Inside, the chapel was decked with red roses, and white roses, and white wildflowers all through. But these paled beside the gilded decorations within, pictures of the god of the Christians emblazoned in gold all around; or rather, not their god, but the man who reminded me of our Hanged God, but who I knew was not, but who hung there all the same, made in gold and on a gold cross. I think, like the Hanged God, he too had come back from the dead. So I was to be wed in the sight of Arthur’s gods, not my own. I don’t know why I should have expected anything else. Arthur’s strange Hanged God would be my god now, too.

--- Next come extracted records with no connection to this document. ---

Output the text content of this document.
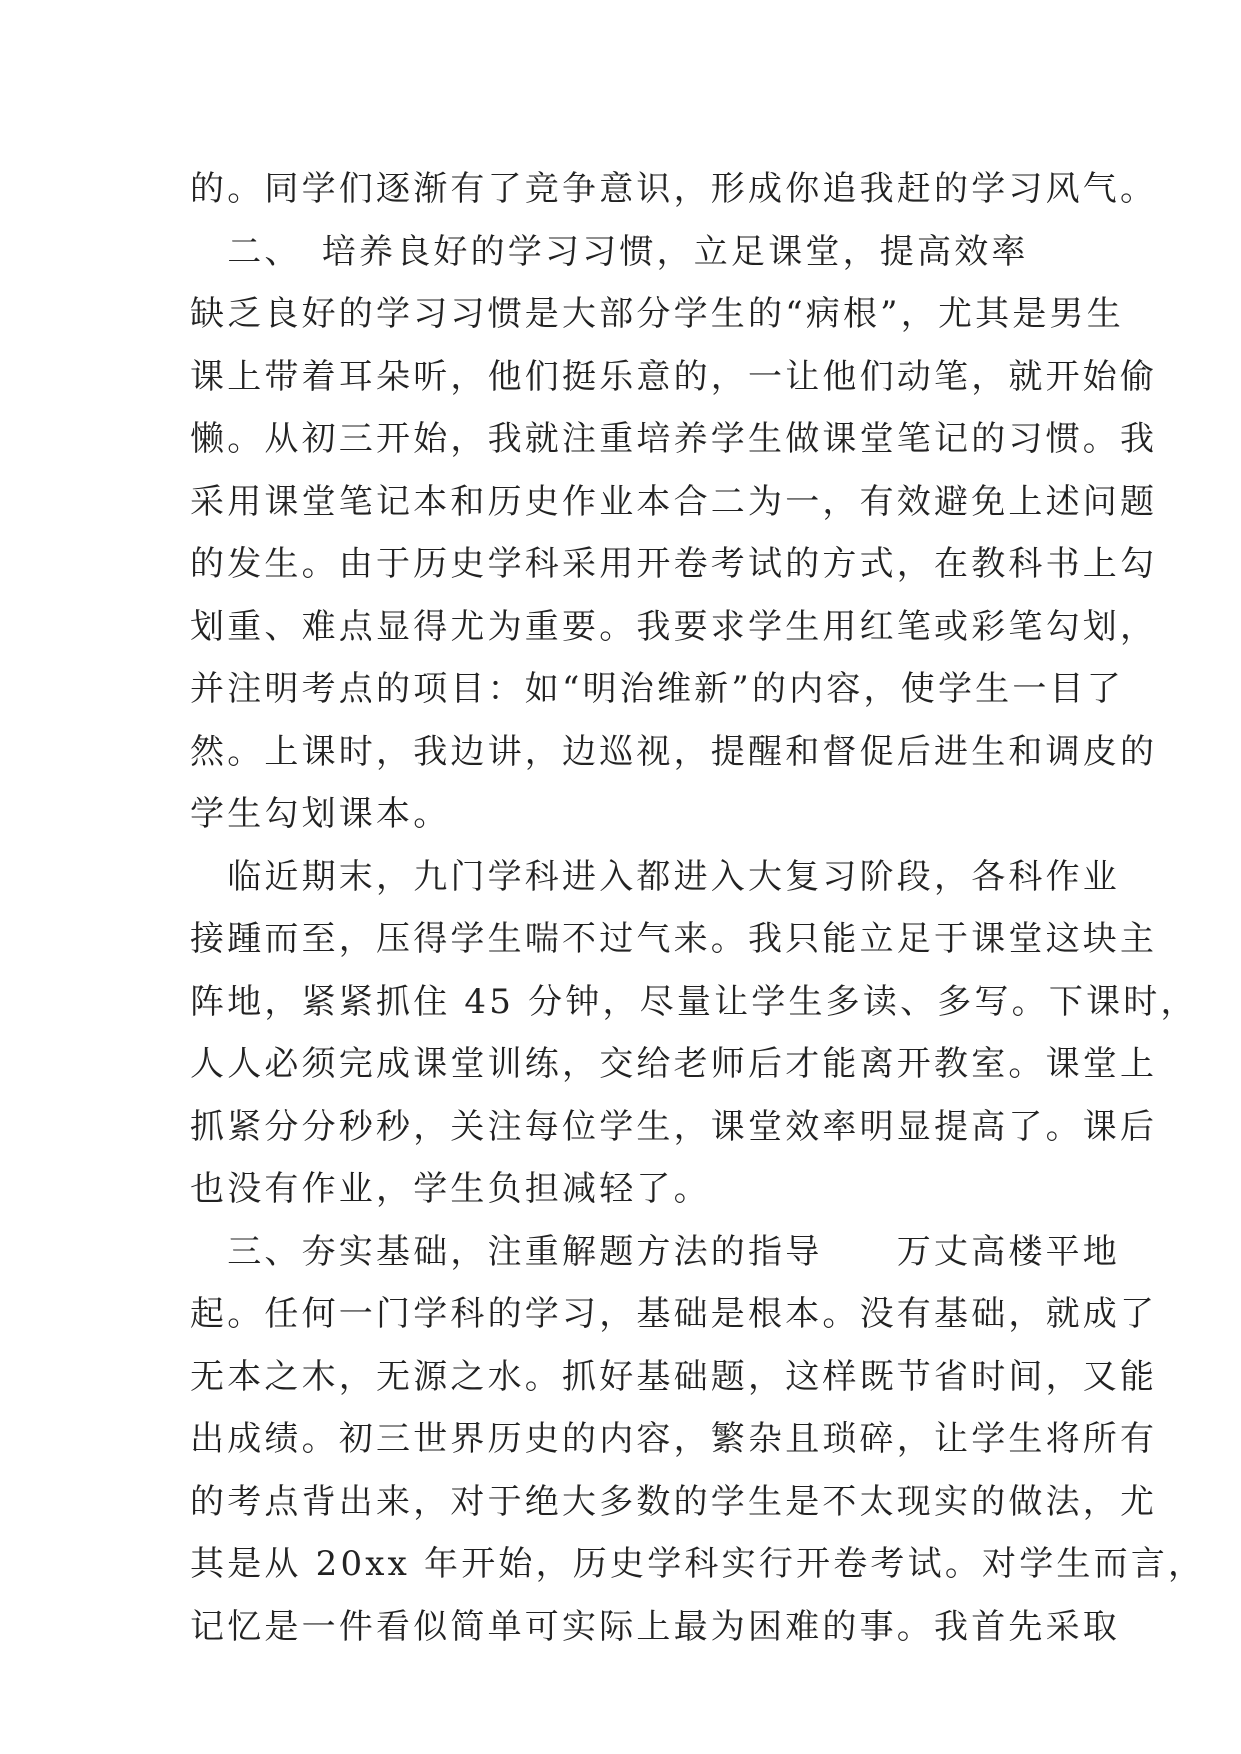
的。同学们逐渐有了竞争意识，形成你追我赶的学习风气。
　二、　培养良好的学习习惯，立足课堂，提高效率
缺乏良好的学习习惯是大部分学生的“病根”，尤其是男生
课上带着耳朵听，他们挺乐意的，一让他们动笔，就开始偷
懒。从初三开始，我就注重培养学生做课堂笔记的习惯。我
采用课堂笔记本和历史作业本合二为一，有效避免上述问题
的发生。由于历史学科采用开卷考试的方式，在教科书上勾
划重、难点显得尤为重要。我要求学生用红笔或彩笔勾划，
并注明考点的项目：如“明治维新”的内容，使学生一目了
然。上课时，我边讲，边巡视，提醒和督促后进生和调皮的
学生勾划课本。
　临近期末，九门学科进入都进入大复习阶段，各科作业
接踵而至，压得学生喘不过气来。我只能立足于课堂这块主
阵地，紧紧抓住 45 分钟，尽量让学生多读、多写。下课时，
人人必须完成课堂训练，交给老师后才能离开教室。课堂上
抓紧分分秒秒，关注每位学生，课堂效率明显提高了。课后
也没有作业，学生负担减轻了。
　三、夯实基础，注重解题方法的指导　　万丈高楼平地
起。任何一门学科的学习，基础是根本。没有基础，就成了
无本之木，无源之水。抓好基础题，这样既节省时间，又能
出成绩。初三世界历史的内容，繁杂且琐碎，让学生将所有
的考点背出来，对于绝大多数的学生是不太现实的做法，尤
其是从 20xx 年开始，历史学科实行开卷考试。对学生而言，
记忆是一件看似简单可实际上最为困难的事。我首先采取
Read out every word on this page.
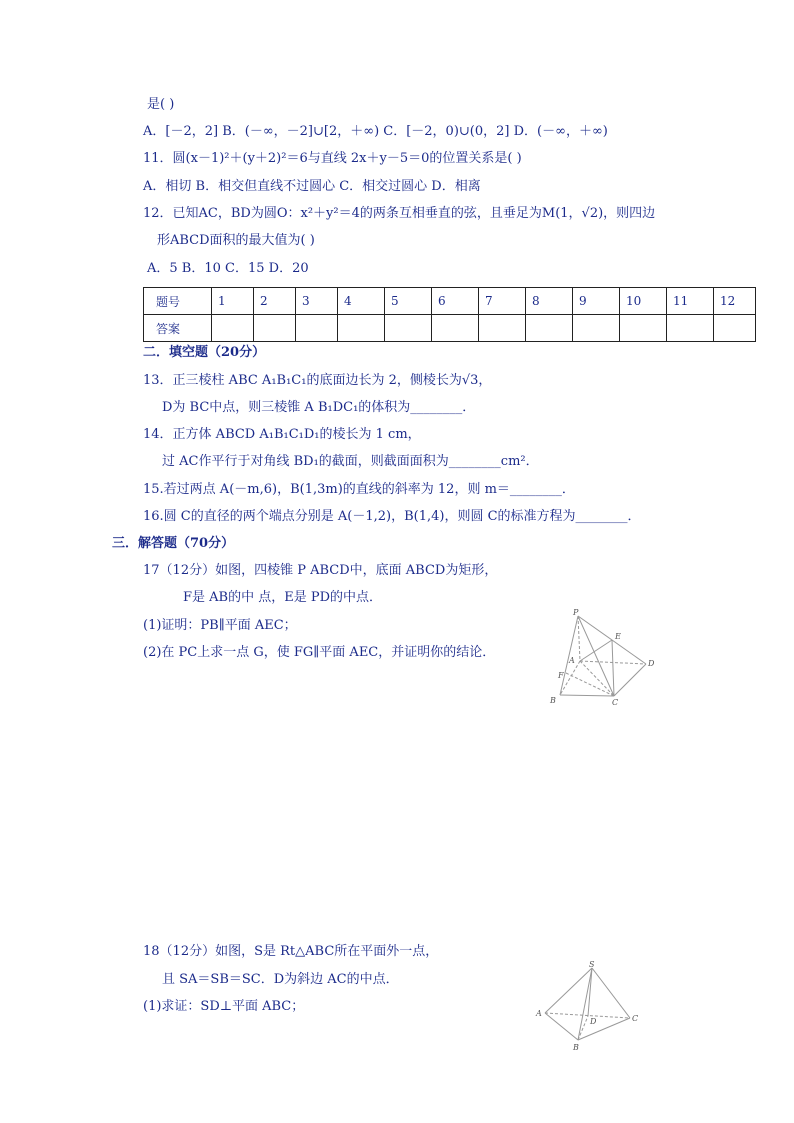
是( )
A．[－2，2] B．(－∞，－2]∪[2，＋∞) C．[－2，0)∪(0，2] D．(－∞，＋∞)
11．圆(x－1)²＋(y＋2)²＝6与直线 2x＋y－5＝0的位置关系是( )
A．相切 B．相交但直线不过圆心 C．相交过圆心 D．相离
12．已知AC，BD为圆O：x²＋y²＝4的两条互相垂直的弦，且垂足为M(1，√2)，则四边
形ABCD面积的最大值为( )
A．5 B．10 C．15 D．20
题号	1	2	3	4	5	6	7	8	9	10	11	12
答案												
二．填空题（20分）
13．正三棱柱 ABC A₁B₁C₁的底面边长为 2，侧棱长为√3，
D为 BC中点，则三棱锥 A B₁DC₁的体积为________．
14．正方体 ABCD A₁B₁C₁D₁的棱长为 1 cm，
过 AC作平行于对角线 BD₁的截面，则截面面积为________cm²．
15.若过两点 A(－m,6)，B(1,3m)的直线的斜率为 12，则 m＝________．
16.圆 C的直径的两个端点分别是 A(－1,2)，B(1,4)，则圆 C的标准方程为________．
三．解答题（70分）
17（12分）如图，四棱锥 P ABCD中，底面 ABCD为矩形，
F是 AB的中 点，E是 PD的中点．
(1)证明：PB∥平面 AEC；
(2)在 PC上求一点 G，使 FG∥平面 AEC，并证明你的结论．
P
E
A	D
F
B	C
18（12分）如图，S是 Rt△ABC所在平面外一点，
且 SA＝SB＝SC．D为斜边 AC的中点．
(1)求证：SD⊥平面 ABC；
S
A
D	C
B
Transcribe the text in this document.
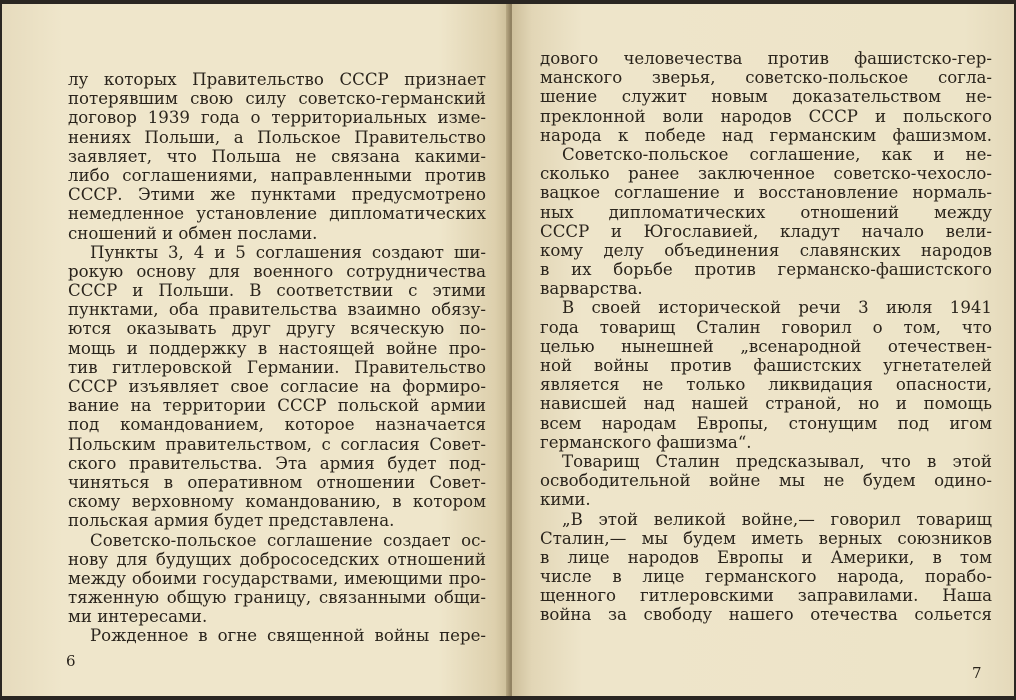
лу которых Правительство СССР признает
потерявшим свою силу советско-германский
договор 1939 года о территориальных изме-
нениях Польши, а Польское Правительство
заявляет, что Польша не связана какими-
либо соглашениями, направленными против
СССР. Этими же пунктами предусмотрено
немедленное установление дипломатических
сношений и обмен послами.
Пункты 3, 4 и 5 соглашения создают ши-
рокую основу для военного сотрудничества
СССР и Польши. В соответствии с этими
пунктами, оба правительства взаимно обязу-
ются оказывать друг другу всяческую по-
мощь и поддержку в настоящей войне про-
тив гитлеровской Германии. Правительство
СССР изъявляет свое согласие на формиро-
вание на территории СССР польской армии
под командованием, которое назначается
Польским правительством, с согласия Совет-
ского правительства. Эта армия будет под-
чиняться в оперативном отношении Совет-
скому верховному командованию, в котором
польская армия будет представлена.
Советско-польское соглашение создает ос-
нову для будущих добрососедских отношений
между обоими государствами, имеющими про-
тяженную общую границу, связанными общи-
ми интересами.
Рожденное в огне священной войны пере-
6
дового человечества против фашистско-гер-
манского зверья, советско-польское согла-
шение служит новым доказательством не-
преклонной воли народов СССР и польского
народа к победе над германским фашизмом.
Советско-польское соглашение, как и не-
сколько ранее заключенное советско-чехосло-
вацкое соглашение и восстановление нормаль-
ных дипломатических отношений между
СССР и Югославией, кладут начало вели-
кому делу объединения славянских народов
в их борьбе против германско-фашистского
варварства.
В своей исторической речи 3 июля 1941
года товарищ Сталин говорил о том, что
целью нынешней „всенародной отечествен-
ной войны против фашистских угнетателей
является не только ликвидация опасности,
нависшей над нашей страной, но и помощь
всем народам Европы, стонущим под игом
германского фашизма“.
Товарищ Сталин предсказывал, что в этой
освободительной войне мы не будем одино-
кими.
„В этой великой войне,— говорил товарищ
Сталин,— мы будем иметь верных союзников
в лице народов Европы и Америки, в том
числе в лице германского народа, порабо-
щенного гитлеровскими заправилами. Наша
война за свободу нашего отечества сольется
7
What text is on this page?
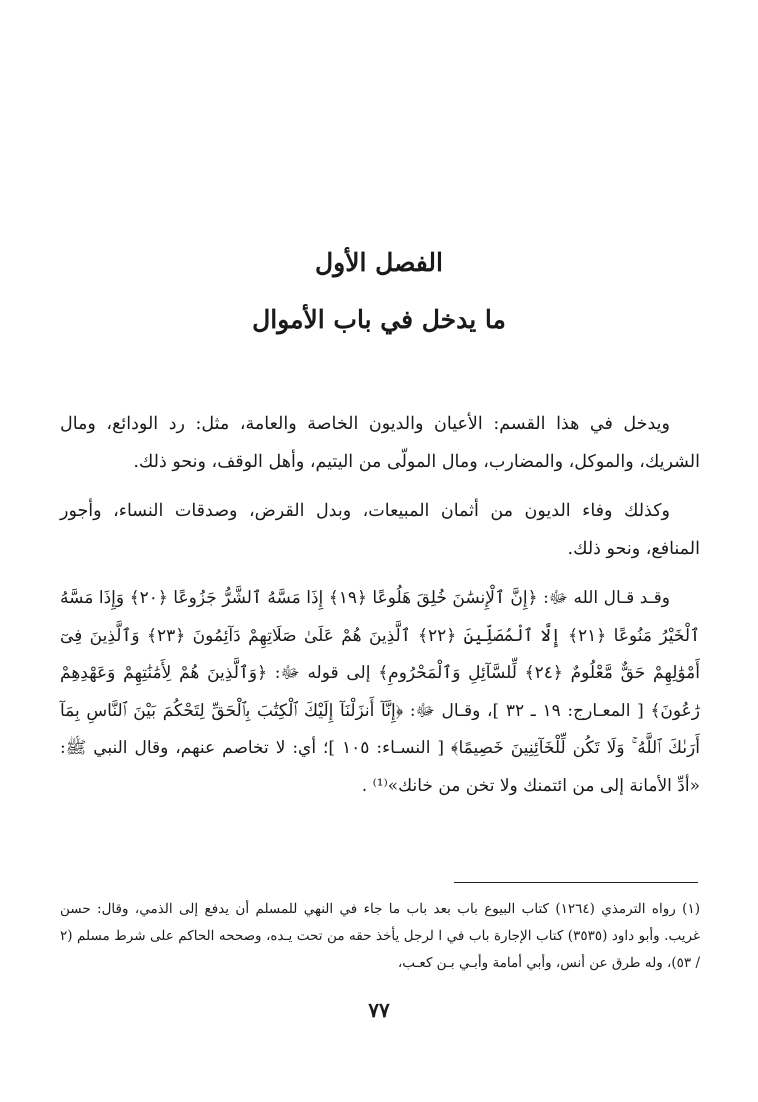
الفصل الأول
ما يدخل في باب الأموال

ويدخل في هذا القسم: الأعيان والديون الخاصة والعامة، مثل: رد الودائع، ومال الشريك، والموكل، والمضارب، ومال المولّى من اليتيم، وأهل الوقف، ونحو ذلك.

وكذلك وفاء الديون من أثمان المبيعات، وبدل القرض، وصدقات النساء، وأجور المنافع، ونحو ذلك.

وقـد قـال الله ﷻ: ﴿إِنَّ ٱلْإِنسَٰنَ خُلِقَ هَلُوعًا ﴿١٩﴾ إِذَا مَسَّهُ ٱلشَّرُّ جَزُوعًا ﴿٢٠﴾ وَإِذَا مَسَّهُ ٱلْخَيْرُ مَنُوعًا ﴿٢١﴾ إِلَّا ٱلْمُصَلِّينَ ﴿٢٢﴾ ٱلَّذِينَ هُمْ عَلَىٰ صَلَاتِهِمْ دَآئِمُونَ ﴿٢٣﴾ وَٱلَّذِينَ فِىٓ أَمْوَٰلِهِمْ حَقٌّ مَّعْلُومٌ ﴿٢٤﴾ لِّلسَّآئِلِ وَٱلْمَحْرُومِ﴾ إلى قوله ﷻ: ﴿وَٱلَّذِينَ هُمْ لِأَمَٰنَٰتِهِمْ وَعَهْدِهِمْ رَٰعُونَ﴾ [ المعـارج: ١٩ ـ ٣٢ ]، وقـال ﷻ: ﴿إِنَّآ أَنزَلْنَآ إِلَيْكَ ٱلْكِتَٰبَ بِٱلْحَقِّ لِتَحْكُمَ بَيْنَ ٱلنَّاسِ بِمَآ أَرَىٰكَ ٱللَّهُ ۚ وَلَا تَكُن لِّلْخَآئِنِينَ خَصِيمًا﴾ [ النسـاء: ١٠٥ ]؛ أي: لا تخاصم عنهم، وقال النبي ﷺ: «أدِّ الأمانة إلى من ائتمنك ولا تخن من خانك»⁽¹⁾ .

(١) رواه الترمذي (١٢٦٤) كتاب البيوع باب بعد باب ما جاء في النهي للمسلم أن يدفع إلى الذمي، وقال: حسن غريب. وأبو داود (٣٥٣٥) كتاب الإجارة باب في ا لرجل يأخذ حقه من تحت يـده، وصححه الحاكم على شرط مسلم (٢ / ٥٣)، وله طرق عن أنس، وأبي أمامة وأبـي بـن كعـب،

٧٧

Everything in that chapel was red and gold and white, shining and overwhelming, so bright and ornate that it took me a while to notice that the chapel was filled with the lords and ladies of Logrys, men and women in ceremonial dress for my wedding, and some knights too, in their armour. I noticed Gawain in his, sat beside a woman with the same russet hair, who had a beautiful, gentle face, and clever, darting blue eyes that caught me with a swift look of appraisal as our gazes met. And in all this, I could scarcely see the golden-haired boy king waiting for me at the altar. All I knew of him was his name, that he had conquered all of Britain and that he was a few years my junior. But I was old for a bride at nineteen; his war had made me so. As I walked down the aisle with my ladies I realised with a sting of betrayal that he had been among the knights that had come to meet me at Dover. He had wanted to look at me, to check I wasn’t ugly or old; he wanted to decide if he liked the look of me before he agreed we should wed. That was the action of a child, a selfish child who wanted only what was good for himself. I felt my cheeks burn with anger. If I had not the thought of my father and my country in the back of my mind, I would have slapped him in the face, right there.